Thomas Bay / Petersburg

It was 6:10am when Michelle’s voice came over the public address system to let us know that there were two moose swimming in the bay. Sleepy-eyed, pajama-clad and even bare-footed, guests came out onto the decks to observe this unusual occurrence. As the moose reached shore, they climbed out of the water, looked around and trotted off into the forest, leaving us wondering if we really did just see what we thought we did. It was a great treat, even so early in the morning.

We were in Thomas Bay, and the sun was shining brilliantly. The mountains were beautifully reflected in the still water and melodic birdsong serenaded us from the forest. We cruised by Baird Glacier and into Scenery Cove before we proceeded to our anchorage at Cascade Creek. Here we hiked up to a roaring falls full of snowmelt from the record snowfall of this past winter. Above the cascade, some of us climbed steep steps through the mist from the falls to a higher level along the creek. Dwarf dogwood, false lily-of-the-valley, and shy maiden were some of the wildflowers in bloom. Evidence of moose was seen along the trail. Doris explained that we have now passed into younger rocks that formed as the plate carrying older rocks of the Chugach and Alexander terranes collided with the North American continent about 200 million years ago.
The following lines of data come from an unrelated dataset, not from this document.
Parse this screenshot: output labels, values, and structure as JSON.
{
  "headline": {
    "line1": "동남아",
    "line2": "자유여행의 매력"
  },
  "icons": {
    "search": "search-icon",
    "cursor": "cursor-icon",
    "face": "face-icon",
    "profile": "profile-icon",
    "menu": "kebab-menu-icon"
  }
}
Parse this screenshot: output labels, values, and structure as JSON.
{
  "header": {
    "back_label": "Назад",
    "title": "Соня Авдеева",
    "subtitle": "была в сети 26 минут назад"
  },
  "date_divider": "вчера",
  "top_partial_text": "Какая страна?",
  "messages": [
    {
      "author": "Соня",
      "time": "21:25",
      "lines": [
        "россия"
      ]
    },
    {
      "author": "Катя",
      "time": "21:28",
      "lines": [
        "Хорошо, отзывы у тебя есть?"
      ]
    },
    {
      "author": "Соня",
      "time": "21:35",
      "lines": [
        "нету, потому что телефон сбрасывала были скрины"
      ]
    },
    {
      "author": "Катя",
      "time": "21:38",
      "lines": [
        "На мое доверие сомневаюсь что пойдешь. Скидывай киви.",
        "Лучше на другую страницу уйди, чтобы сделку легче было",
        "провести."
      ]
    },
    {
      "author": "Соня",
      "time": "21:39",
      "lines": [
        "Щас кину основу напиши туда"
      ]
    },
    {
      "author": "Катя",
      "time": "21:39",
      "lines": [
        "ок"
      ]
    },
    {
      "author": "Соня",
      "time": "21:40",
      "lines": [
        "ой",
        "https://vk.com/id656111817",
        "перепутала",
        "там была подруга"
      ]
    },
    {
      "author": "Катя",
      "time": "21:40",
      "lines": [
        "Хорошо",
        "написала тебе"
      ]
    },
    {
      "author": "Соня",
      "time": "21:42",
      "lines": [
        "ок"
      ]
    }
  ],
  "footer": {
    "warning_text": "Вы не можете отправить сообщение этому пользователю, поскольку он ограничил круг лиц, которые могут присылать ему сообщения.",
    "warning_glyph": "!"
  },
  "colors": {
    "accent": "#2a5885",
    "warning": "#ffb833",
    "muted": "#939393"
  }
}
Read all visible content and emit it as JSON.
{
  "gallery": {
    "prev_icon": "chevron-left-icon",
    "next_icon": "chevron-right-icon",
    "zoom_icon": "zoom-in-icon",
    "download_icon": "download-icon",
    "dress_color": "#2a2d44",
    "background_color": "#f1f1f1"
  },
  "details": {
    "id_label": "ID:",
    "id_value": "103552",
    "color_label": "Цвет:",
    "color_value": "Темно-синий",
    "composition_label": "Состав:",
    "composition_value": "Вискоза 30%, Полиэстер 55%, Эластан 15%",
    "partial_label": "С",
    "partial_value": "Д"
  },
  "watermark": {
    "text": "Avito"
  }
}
After crossing a high, stout bridge across the creek (river, really), one group continued up on a more strenuous part of the trail. The others found a rough-skinned newt crawling in a small wetland area. Dark brown and bumpy on the dorsal side, this salamander has bright orange coloration underneath to warn potential predators of its potent toxicity. Predators? What would eat a poisonous newt? In other parts of the newt’s range (British Columbia, Washington, Oregon and northern California), the garter snake is its main predator and can survive ingestion of the noxious newt. Garter snakes have just recently started to appear in Southeast Alaska from the east, traveling along river corridors that flow from the Coast Mountains, so the newts have enjoyed a predator-free existence until now. It will be interesting to see how the populations evolve as the species meet.

A visit to the Norwegian fishing village of Petersburg presented plenty of opportunities for the afternoon. It was a beautiful day for flightseeing over the nearby glaciers, which gives a wonderful overall perspective of the grand rivers of ice. It was even possible to see harbor seals on icebergs at the base of the Le Conte Glacier. Liz took people on a dock walk to look at the various fishing vessels. Today is the opening day of Dungeness crab season, and boats were loaded with crab traps. Purse seiners and gill-netters were preparing their nets for an up-coming opening. Friendly locals shared stories of their lives as Alaskan fisher-folk. A few people elected to cross the Wrangell Narrows to Kupreanof Island to walk along a boardwalk through an interesting muskeg (bog) environment. Others explored Petersburg on foot or borrowed Lindblad Expeditions mountain bikes for a ride around town and its surroundings.

Dinner this evening was a sumptuous Dungeness crab feast, caught locally and supplemented by barbecued ribs, cole slaw and corn on the cob. Ginger cake was served in the lounge as we listened to a presentation on humpback whale research by Andy Szabo from the Alaska Whale Foundation. Established in 1995, this non-profit organization assists graduate student research and has set up a marine mammal stranding network in cooperation with the U. S. Coast Guard. Lindblad Expeditions supports this and other projects in the places where we travel.

All in all, it was a glorious day and we look forward to tomorrow.